# Jig to drill holes in the center of curtian rods -VERY Complicated



## patcollins (Jul 22, 2010)

Without a doubt this is the most complicated jig I ever built.

The store didn't have two 4ft rods but they did have an 8ft one. So I decided to buy the 8 ft one and cut it in half. When I got it home I realized oh no there are no pilot holes for the finals in the cut ends.

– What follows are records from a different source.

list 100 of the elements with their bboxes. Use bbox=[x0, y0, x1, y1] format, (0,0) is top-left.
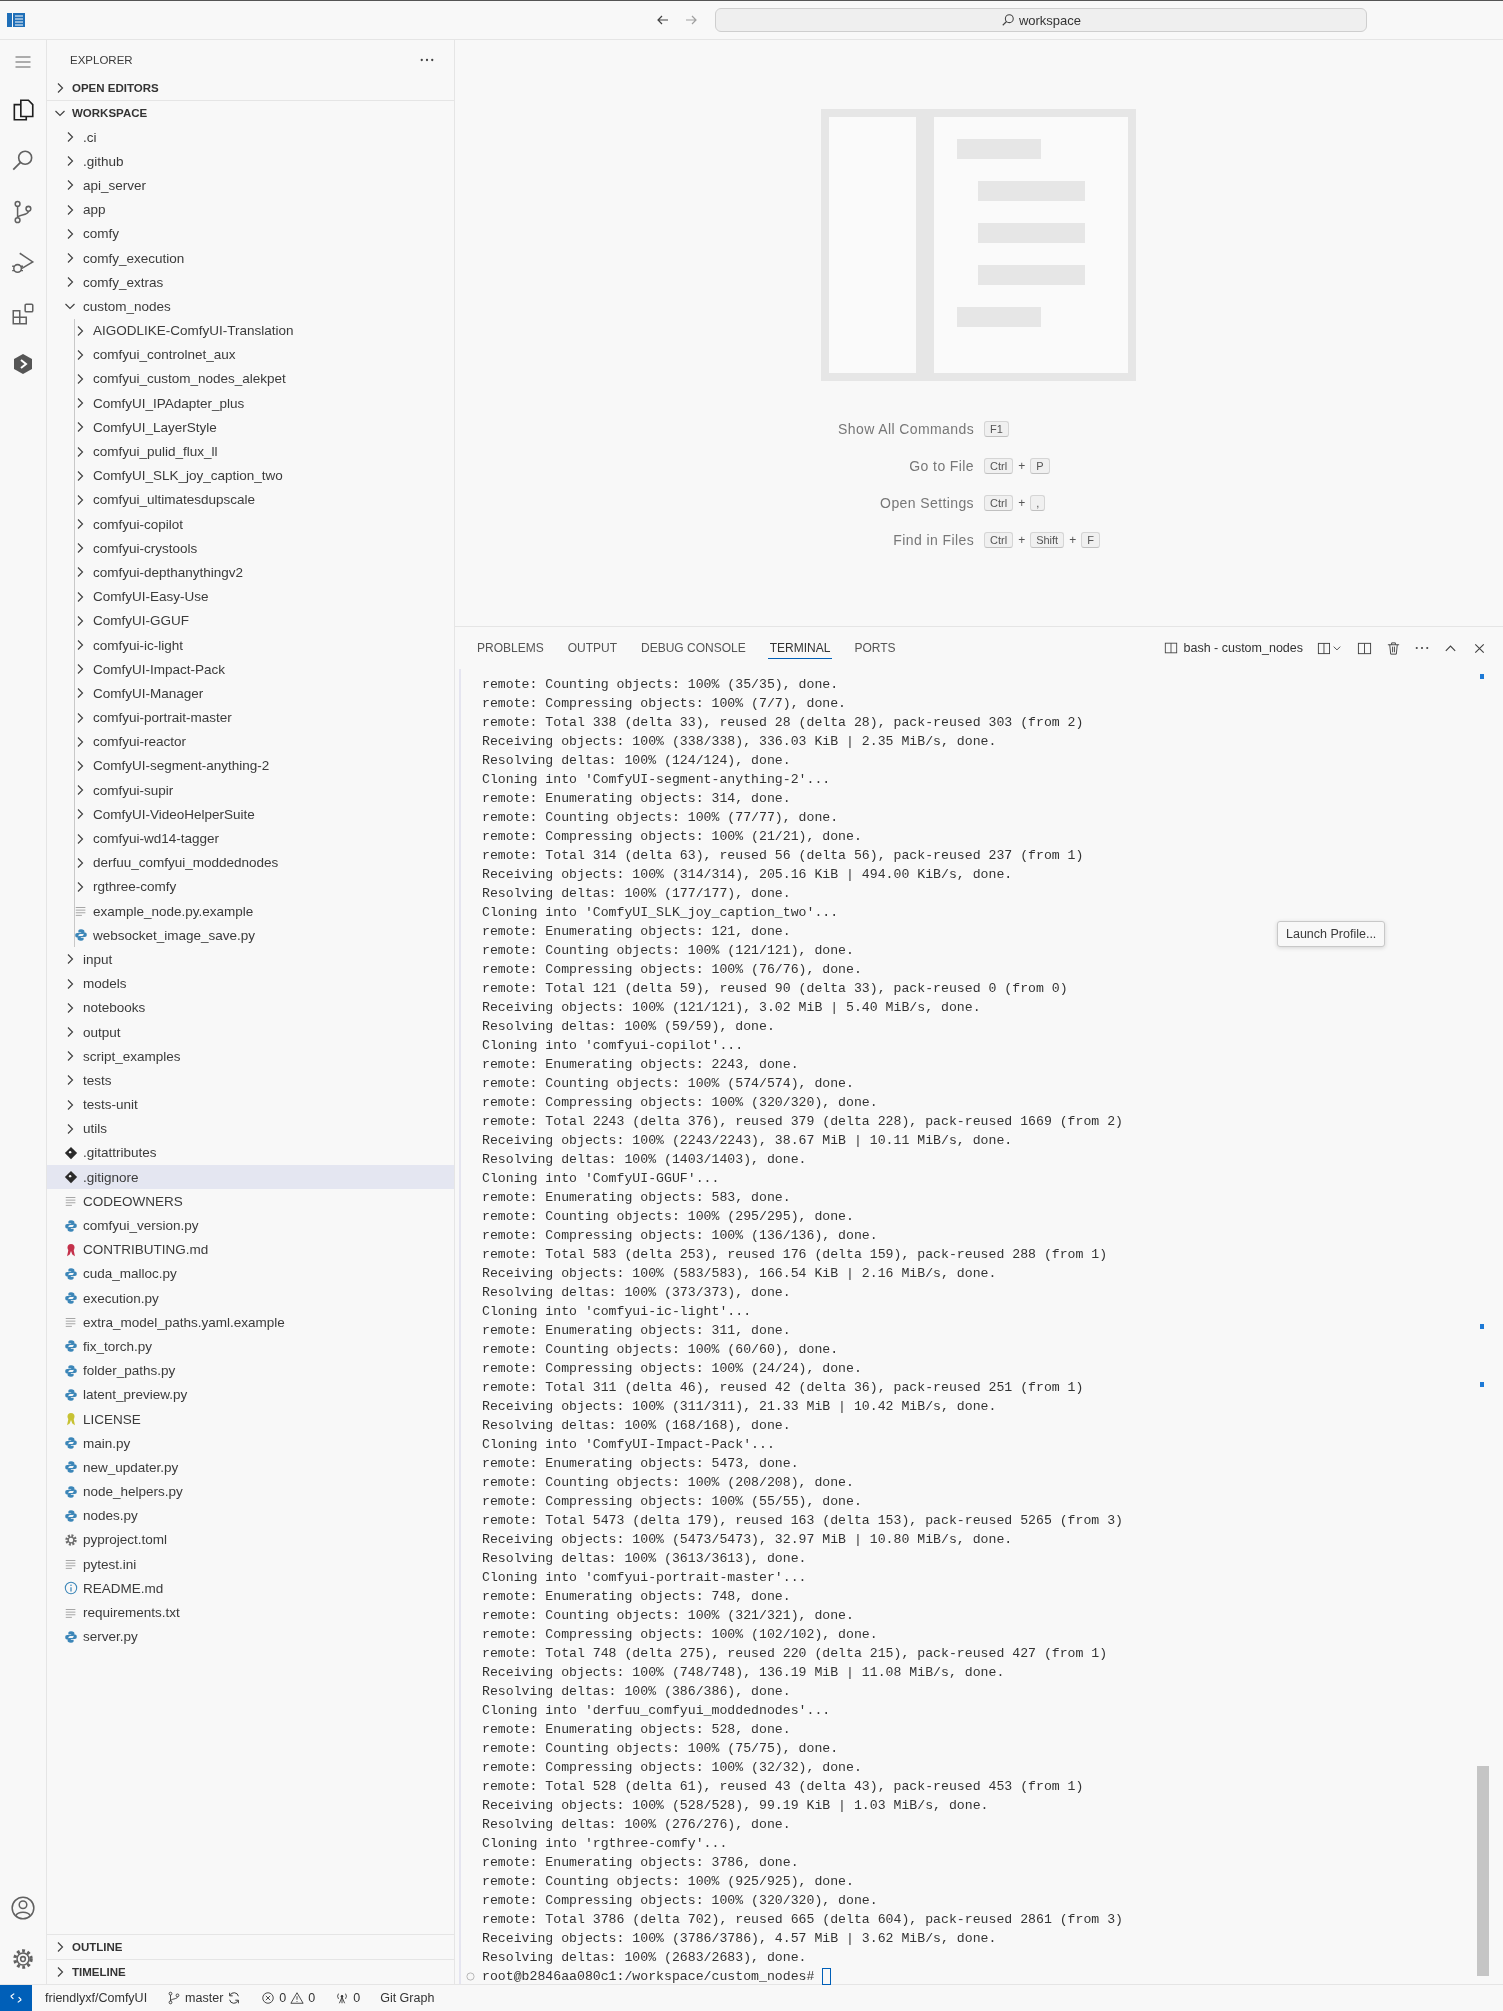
more-actions-icon[interactable] bbox=[1415, 646, 1429, 650]
file-item[interactable]: node_helpers.py bbox=[47, 1479, 454, 1504]
folder-item[interactable]: api_server bbox=[47, 173, 454, 198]
folder-item[interactable]: ComfyUI-Easy-Use bbox=[47, 584, 454, 609]
more-actions-icon[interactable] bbox=[420, 58, 434, 62]
file-item[interactable]: pyproject.toml bbox=[47, 1527, 454, 1553]
folder-item[interactable]: comfyui-copilot bbox=[47, 512, 454, 537]
folder-item[interactable]: script_examples bbox=[47, 1044, 454, 1069]
panel-tab[interactable]: TERMINAL bbox=[767, 637, 833, 659]
problems-button[interactable]: 0 0 bbox=[254, 1991, 323, 2005]
terminal-line: Resolving deltas: 100% (276/276), done. bbox=[482, 1816, 791, 1834]
plus-sign: + bbox=[1069, 533, 1077, 547]
folder-item[interactable]: ComfyUI-Impact-Pack bbox=[47, 657, 454, 682]
extensions-icon[interactable] bbox=[10, 301, 36, 327]
settings-icon[interactable] bbox=[10, 1946, 36, 1972]
hexagon-icon[interactable] bbox=[11, 352, 35, 376]
folder-item[interactable]: comfyui-crystools bbox=[47, 536, 454, 561]
file-item[interactable]: new_updater.py bbox=[47, 1455, 454, 1480]
file-item[interactable]: main.py bbox=[47, 1431, 454, 1456]
folder-item[interactable]: ComfyUI-segment-anything-2 bbox=[47, 753, 454, 779]
repository-label[interactable]: friendlyxf/ComfyUI bbox=[38, 1991, 155, 2005]
folder-item[interactable]: .github bbox=[47, 149, 454, 174]
folder-item[interactable]: utils bbox=[47, 1116, 454, 1141]
folder-item[interactable]: models bbox=[47, 971, 454, 996]
trash-icon[interactable] bbox=[1386, 640, 1401, 656]
file-item[interactable]: CODEOWNERS bbox=[47, 1189, 454, 1214]
file-item[interactable]: latent_preview.py bbox=[47, 1382, 454, 1407]
folder-item[interactable]: comfyui_pulid_flux_ll bbox=[47, 439, 454, 464]
terminal-line: remote: Compressing objects: 100% (55/55), done. bbox=[482, 1493, 862, 1511]
file-item[interactable]: server.py bbox=[47, 1624, 454, 1649]
folder-item[interactable]: input bbox=[47, 947, 454, 972]
folder-item[interactable]: comfyui-portrait-master bbox=[47, 705, 454, 730]
key-cap: Ctrl bbox=[984, 495, 1014, 511]
section-header[interactable]: WORKSPACE bbox=[47, 100, 454, 125]
file-item[interactable]: cuda_malloc.py bbox=[47, 1261, 454, 1286]
folder-item[interactable]: .ci bbox=[47, 125, 454, 150]
terminal-line: Resolving deltas: 100% (124/124), done. bbox=[482, 752, 791, 770]
folder-item[interactable]: comfyui-supir bbox=[47, 778, 454, 803]
folder-item[interactable]: rgthree-comfy bbox=[47, 874, 454, 899]
file-item[interactable]: README.md bbox=[47, 1576, 454, 1601]
diamond-icon bbox=[64, 1145, 78, 1160]
split-dropdown-icon[interactable] bbox=[1317, 640, 1343, 656]
folder-item[interactable]: comfyui-depthanythingv2 bbox=[47, 560, 454, 585]
folder-item[interactable]: comfyui_ultimatesdupscale bbox=[47, 487, 454, 512]
folder-item[interactable]: notebooks bbox=[47, 995, 454, 1020]
folder-item[interactable]: comfy_execution bbox=[47, 245, 454, 271]
file-item[interactable]: .gitattributes bbox=[47, 1140, 454, 1166]
panel-tab[interactable]: PORTS bbox=[852, 637, 898, 659]
section-header[interactable]: OUTLINE bbox=[47, 1934, 454, 1959]
remote-button[interactable] bbox=[0, 1985, 32, 2011]
panel-tab[interactable]: DEBUG CONSOLE bbox=[639, 637, 748, 659]
folder-item[interactable]: ComfyUI_LayerStyle bbox=[47, 415, 454, 440]
folder-item[interactable]: output bbox=[47, 1019, 454, 1045]
file-item[interactable]: fix_torch.py bbox=[47, 1334, 454, 1359]
text-file-icon bbox=[74, 904, 88, 919]
folder-item[interactable]: ComfyUI-VideoHelperSuite bbox=[47, 802, 454, 827]
account-icon[interactable] bbox=[10, 1895, 36, 1921]
folder-item[interactable]: comfyui_controlnet_aux bbox=[47, 342, 454, 367]
key-cap: F bbox=[1081, 532, 1100, 548]
file-item[interactable]: CONTRIBUTING.md bbox=[47, 1237, 454, 1262]
folder-item[interactable]: ComfyUI-GGUF bbox=[47, 608, 454, 633]
file-item[interactable]: pytest.ini bbox=[47, 1552, 454, 1577]
folder-item[interactable]: ComfyUI_IPAdapter_plus bbox=[47, 391, 454, 416]
folder-item[interactable]: comfyui-wd14-tagger bbox=[47, 826, 454, 851]
search-field[interactable]: workspace bbox=[715, 8, 1367, 32]
file-item[interactable]: LICENSE bbox=[47, 1406, 454, 1432]
folder-item[interactable]: app bbox=[47, 197, 454, 222]
file-item[interactable]: comfyui_version.py bbox=[47, 1213, 454, 1238]
folder-item[interactable]: comfyui_custom_nodes_alekpet bbox=[47, 366, 454, 392]
file-item[interactable]: execution.py bbox=[47, 1286, 454, 1311]
folder-item[interactable]: comfyui-ic-light bbox=[47, 632, 454, 658]
section-header[interactable]: OPEN EDITORS bbox=[47, 76, 454, 100]
folder-item[interactable]: custom_nodes bbox=[47, 294, 454, 319]
folder-item[interactable]: derfuu_comfyui_moddednodes bbox=[47, 850, 454, 875]
sidebar-layout-icon[interactable] bbox=[7, 13, 25, 27]
folder-item[interactable]: tests-unit bbox=[47, 1092, 454, 1117]
file-item[interactable]: folder_paths.py bbox=[47, 1358, 454, 1383]
file-item[interactable]: nodes.py bbox=[47, 1503, 454, 1528]
terminal-line: remote: Compressing objects: 100% (32/32), done. bbox=[482, 1759, 862, 1777]
file-item[interactable]: requirements.txt bbox=[47, 1600, 454, 1625]
terminal-selector[interactable]: bash - custom_nodes bbox=[1164, 641, 1303, 655]
run-debug-icon[interactable] bbox=[10, 250, 36, 276]
python-icon bbox=[64, 1218, 78, 1233]
folder-item[interactable]: comfyui-reactor bbox=[47, 729, 454, 754]
branch-button[interactable]: master bbox=[160, 1991, 249, 2005]
folder-item[interactable]: comfy_extras bbox=[47, 270, 454, 295]
folder-item[interactable]: comfy bbox=[47, 221, 454, 246]
panel-tab[interactable]: OUTPUT bbox=[565, 637, 620, 659]
git-graph-button[interactable]: Git Graph bbox=[373, 1991, 442, 2005]
folder-item[interactable]: tests bbox=[47, 1068, 454, 1093]
folder-item[interactable]: AIGODLIKE-ComfyUI-Translation bbox=[47, 318, 454, 343]
file-item[interactable]: .gitignore bbox=[47, 1165, 454, 1190]
file-item[interactable]: example_node.py.example bbox=[47, 899, 454, 924]
panel-tab[interactable]: PROBLEMS bbox=[475, 637, 546, 659]
file-item[interactable]: websocket_image_save.py bbox=[47, 923, 454, 948]
file-item[interactable]: extra_model_paths.yaml.example bbox=[47, 1310, 454, 1335]
folder-item[interactable]: ComfyUI-Manager bbox=[47, 681, 454, 706]
split-terminal-icon[interactable] bbox=[1357, 640, 1372, 656]
ports-button[interactable]: 0 bbox=[328, 1991, 368, 2005]
folder-item[interactable]: ComfyUI_SLK_joy_caption_two bbox=[47, 463, 454, 488]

So I made this jig to allow me to drill a fairly straight hole into the end of the curtain

rod/any 1-3/8" dowel.

Drilled into a chunk of 2×4 with a 1 3/8" forsner bit, I used the nipple to drill an 1/8 hole through the rest of the 2×4 and this was the drill guide. The tape is because the rod isnt quite 1 3/8" like it said it was.


----------



## gfadvm (Jan 13, 2011)

Excellent tip!


----------



## Picklehead (Feb 12, 2013)

I love tips like this, which I have absolutely no use for now, that maybe someday will be exactly what I need to save the day. Thanks.


----------



## phlyers (Jul 4, 2013)

Yes I too love tips like this. Falls under the "why didn't I think of that category"


----------



## tworavens (Jul 8, 2013)

Great use for scrap twobafours. Love it!


----------